Swansea, contrary to popular belief, are not as awkward a team to face at the Liberty Stadium as they were two seasons ago. They managed just six league victories at home last season and are not as testing in Wales under Michael Laudrup as they were under Rodgers. David Moyes' Manchester United made a mockery of the "daunting" opener with a comfortable 4-1 win last month with a patient approach.
Even at this early juncture Liverpool's start is impressive considering the amount of arrivals who have passed through the Shankly Gates. With the deadline day acquisitions of Mamadou Sakho, Tiago Ilori and Victor Moses on loan, Rodgers has brought in eight new players to reinforce a squad which was riddled with Kenny Dalglish-approved dead wood.
Furthermore, the wins have come following Luis Suárez's conniving antics and in the Uruguayan's absence. Sturridge might be an inferior footballer but Rodgers now boasts a frontman to alleviate the pressure of Liverpool's No.7 when he returns from suspension at Manchester United next week.
Doubts will linger though. Liverpool have invariably found themselves top of the table in September over the past two decades and no one is pretending this squad are capable of challenging for the league. Sturridge and Philippe Coutinho have been outstanding buys but the summer signings do not boast a similar pizzazz and appear to represent the foundations of Rodgers' groundwork.

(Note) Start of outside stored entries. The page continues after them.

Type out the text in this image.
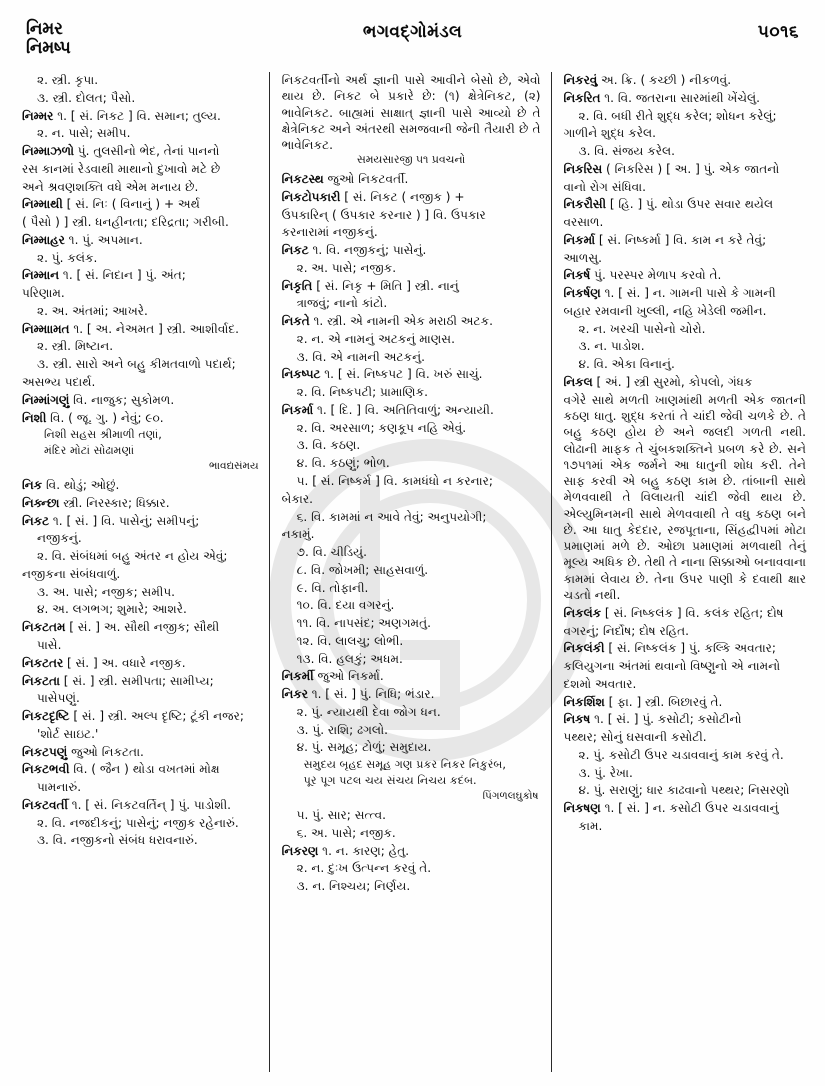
નિમર
નિમષ્પ
ભગવદ્ગોમંડલ	૫૦૧૬
૨. સ્ત્રી. કૃપા.
૩. સ્ત્રી. દોલત; પૈસો.
નિમ્મર ૧. [ સં. નિકટ ] વિ. સમાન; તુલ્ય.
૨. ન. પાસે; સમીપ.
નિમ્માઝળો પું. તુલસીનો ભેદ, તેનાં પાનનો
રસ કાનમાં રેડવાથી માથાનો દુખાવો મટે છે
અને શ્રવણશક્તિ વધે એમ મનાય છે.
નિમ્માથી [ સં. નિઃ ( વિનાનું ) + અર્થ
( પૈસો ) ] સ્ત્રી. ધનહીનતા; દરિદ્રતા; ગરીબી.
નિમ્માહર ૧. પું. અપમાન.
૨. પું. કલંક.
નિમ્માન ૧. [ સં. નિદાન ] પું. અંત;
પરિણામ.
૨. અ. અંતમાં; આખરે.
નિમ્માામત ૧. [ અ. નેઅમત ] સ્ત્રી. આશીર્વાદ.
૨. સ્ત્રી. મિષ્ટાન.
૩. સ્ત્રી. સારો અને બહુ કીમતવાળો પદાર્થ;
અસભ્ય પદાર્થ.
નિમ્માંગણું વિ. નાજુક; સુકોમળ.
નિશી વિ. ( જૂ. ગુ. ) નેવું; ૯૦.
નિશી સહસ શ્રીમાળી તણાં,
મંદિર મોટાં સોઢામણાં
ભાવદ્યસંમય
નિક વિ. થોડું; ઓછું.
નિક્ન્છા સ્ત્રી. નિરસ્કાર; ધિક્કાર.
નિકટ ૧. [ સં. ] વિ. પાસેનું; સમીપનું;
નજીકનું.
૨. વિ. સંબંધમાં બહુ અંતર ન હોય એવું;
નજીકના સંબંધવાળું.
૩. અ. પાસે; નજીક; સમીપ.
૪. અ. લગભગ; શુમારે; આશરે.
નિકટતમ [ સં. ] અ. સૌથી નજીક; સૌથી
પાસે.
નિકટતર [ સં. ] અ. વધારે નજીક.
નિકટતા [ સં. ] સ્ત્રી. સમીપતા; સામીપ્ય;
પાસેપણું.
નિકટદૃષ્ટિ [ સં. ] સ્ત્રી. અલ્પ દૃષ્ટિ; ટૂંકી નજર;
'શોર્ટ સાઇટ.'
નિકટપણું જુઓ નિકટતા.
નિકટભવી વિ. ( જૈન ) થોડા વખતમાં મોક્ષ
પામનારું.
નિકટવર્તી ૧. [ સં. નિકટવર્તિન્ ] પું. પાડોશી.
૨. વિ. નજદીકનું; પાસેનું; નજીક રહેનારું.
૩. વિ. નજીકનો સંબંધ ધરાવનારું.
નિકટવર્તીનો અર્થ જ્ઞાની પાસે આવીને બેસો છે, એવો થાય છે. નિકટ બે પ્રકારે છે: (૧) ક્ષેત્રેનિકટ, (૨) ભાવેનિકટ. બાહ્યમાં સાક્ષાત્ જ્ઞાની પાસે આવ્યો છે તે ક્ષેત્રેનિકટ અને અંતરથી સમજવાની જેની તૈયારી છે તે ભાવેનિકટ.
સમયસારજી ૫૧ પ્રવચનો
નિકટસ્થ જુઓ નિકટવર્તી.
નિકટોપકારી [ સં. નિકટ ( નજીક ) +
ઉપકારિન્ ( ઉપકાર કરનાર ) ] વિ. ઉપકાર
કરનારામાં નજીકનું.
નિકટ ૧. વિ. નજીકનું; પાસેનું.
૨. અ. પાસે; નજીક.
નિકૃતિ [ સં. નિકૃ + મિતિ ] સ્ત્રી. નાનું
ત્રાજવું; નાનો કાંટો.
નિકતે ૧. સ્ત્રી. એ નામની એક મરાઠી અટક.
૨. ન. એ નામનું અટકનું માણસ.
૩. વિ. એ નામની અટકનું.
નિકષ્પટ ૧. [ સં. નિષ્કપટ ] વિ. ખરું સાચું.
૨. વિ. નિષ્કપટી; પ્રામાણિક.
નિકર્મા ૧. [ દિ. ] વિ. અતિતિવાળું; અન્યાયી.
૨. વિ. અરસાળ; કણકૂપ નહિ એવું.
૩. વિ. કઠણ.
૪. વિ. કઠણું; ભોળ.
૫. [ સં. નિષ્કર્મ ] વિ. કામધંધો ન કરનાર;
બેકાર.
૬. વિ. કામમાં ન આવે તેવું; અનુપયોગી;
નકામું.
૭. વિ. ચીડિયું.
૮. વિ. જોખમી; સાહસવાળું.
૯. વિ. તોફાની.
૧૦. વિ. દયા વગરનું.
૧૧. વિ. નાપસંદ; અણગમતું.
૧૨. વિ. લાલચુ; લોભી.
૧૩. વિ. હલકું; અધમ.
નિકર્મી જુઓ નિકર્મા.
નિકર ૧. [ સં. ] પું. નિધિ; ભંડાર.
૨. પું. ન્યાયથી દેવા જોગ ધન.
૩. પું. રાશિ; ઢગલો.
૪. પું. સમૂહ; ટોળું; સમુદાય.
સમુદય બૃહદ સમૂહ ગણ પ્રકર નિકર નિકુરંબ,
પૂર પૂગ પટલ ચય સંચય નિચય કદંબ.
પિંગળલઘુકોષ
૫. પું. સાર; સત્ત્વ.
૬. અ. પાસે; નજીક.
નિકરણ ૧. ન. કારણ; હેતુ.
૨. ન. દુઃખ ઉત્પન્ન કરવું તે.
૩. ન. નિશ્ચય; નિર્ણય.
નિકરવું અ. ક્રિ. ( કચ્છી ) નીકળવું.
નિકરિત ૧. વિ. જતરાના સારમાંથી ખેંચેલું.
૨. વિ. બધી રીતે શુદ્ધ કરેલ; શોધન કરેલું;
ગાળીને શુદ્ધ કરેલ.
૩. વિ. સંજય કરેલ.
નિકરિસ ( નિકરિસ ) [ અ. ] પું. એક જાતનો
વાનો રોગ સંધિવા.
નિકરૌસી [ હિ. ] પું. થોડા ઉપર સવાર થયેલ
વરસાળ.
નિકર્મા [ સં. નિષ્કર્મા ] વિ. કામ ન કરે તેવું;
આળસુ.
નિકર્ષ પું. પરસ્પર મેળાપ કરવો તે.
નિકર્ષણ ૧. [ સં. ] ન. ગામની પાસે કે ગામની
બહાર રમવાની ખુલ્લી, નહિ ખેડેલી જમીન.
૨. ન. ખરચી પાસેનો ચોરો.
૩. ન. પાડોશ.
૪. વિ. એકા વિનાનું.
નિકલ [ અં. ] સ્ત્રી સુરમો, કોપલો, ગંધક
વગેરે સાથે મળતી ખાણમાંથી મળતી એક જાતની કઠણ ધાતુ. શુદ્ધ કરતાં તે ચાંદી જેવી ચળકે છે. તે બહુ કઠણ હોય છે અને જલદી ગળતી નથી. લોઢાની માફક તે ચુંબકશક્તિને પ્રબળ કરે છે. સને ૧૭૫૧માં એક જર્મને આ ધાતુની શોધ કરી. તેને સાફ કરવી એ બહુ કઠણ કામ છે. તાંબાની સાથે મેળવવાથી તે વિલાયતી ચાંદી જેવી થાય છે. એલ્યુમિનમની સાથે મેળવવાથી તે વધુ કઠણ બને છે. આ ધાતુ કેદદાર, રજપૂતાના, સિંહદ્વીપમાં મોટા પ્રમાણમાં મળે છે. ઓછા પ્રમાણમાં મળવાથી તેનું મૂલ્ય અધિક છે. તેથી તે નાના સિક્કાઓ બનાવવાના કામમાં લેવાય છે. તેના ઉપર પાણી કે દવાથી ક્ષાર ચડતો નથી.
નિકલંક [ સં. નિષ્કલંક ] વિ. કલંક રહિત; દોષ
વગરનું; નિર્દોષ; દોષ રહિત.
નિકલંકી [ સં. નિષ્કલંક ] પું. કલ્કિ અવતાર;
કલિયુગના અંતમાં થવાનો વિષ્ણુનો એ નામનો
દશમો અવતાર.
નિકર્શિશ [ ફા. ] સ્ત્રી. બિછારવું તે.
નિકષ ૧. [ સં. ] પું. કસોટી; કસોટીનો
પથ્થર; સોનું ઘસવાની કસોટી.
૨. પું. કસોટી ઉપર ચડાવવાનું કામ કરવું તે.
૩. પું. રેખા.
૪. પું. સરાણું; ધાર કાઢવાનો પથ્થર; નિસરણો
નિકષણ ૧. [ સં. ] ન. કસોટી ઉપર ચડાવવાનું
કામ.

When Suárez comes back Liverpool will be capable of challenging for a Champions League berth, even if the competition for what could be one slot is congested. Arsenal spent almost as much on one player as the Reds did on six and Tottenham have parted with over £100m on seven players to compensate for Gareth Bale's departure for Madrid.
This calendar year represents something of a success already for Rodgers, though. His first six months featured blemishes in the shape of the Being: Liverpool documentary, Joe Allen, Fabio Borini and elimination at the hands of Swansea in the fourth round of the League Cup, but Liverpool have emerged as an attractive attacking side this year and Suárez sustained his consistency until he bit Branislav Ivanović. Sturridge has thrived under a coach who has faith in him and their absence in the Europa League should be beneficial.
All but one of their league triumphs this season have been love letters to Rafael Benítez, too, which although dull suggests flickers of progress not seen on L4 in over four years.
There have been auspicious signs for Swansea, too, despite opening with a pair of defeats. The scoreline against United flattered the visitors and only a penalty separated them at Tottenham before victory at West Brom and Laudrup faces a similar challenge of integrating a multitude of newcomers into an already impressive squad.
Unlike his predecessor, Laudrup does have Europa League football to contend with, hence the 10 players bought. Continental football will ease any pressure to end higher than the ninth-placed finish of 2012-13 while the Dane's knowledge of Primera Liga may be integral again. Six new squad members headed north from the Iberian Peninsula.
While Laudrup's targets do not compare with those of Rodgers, the obstacles are similar.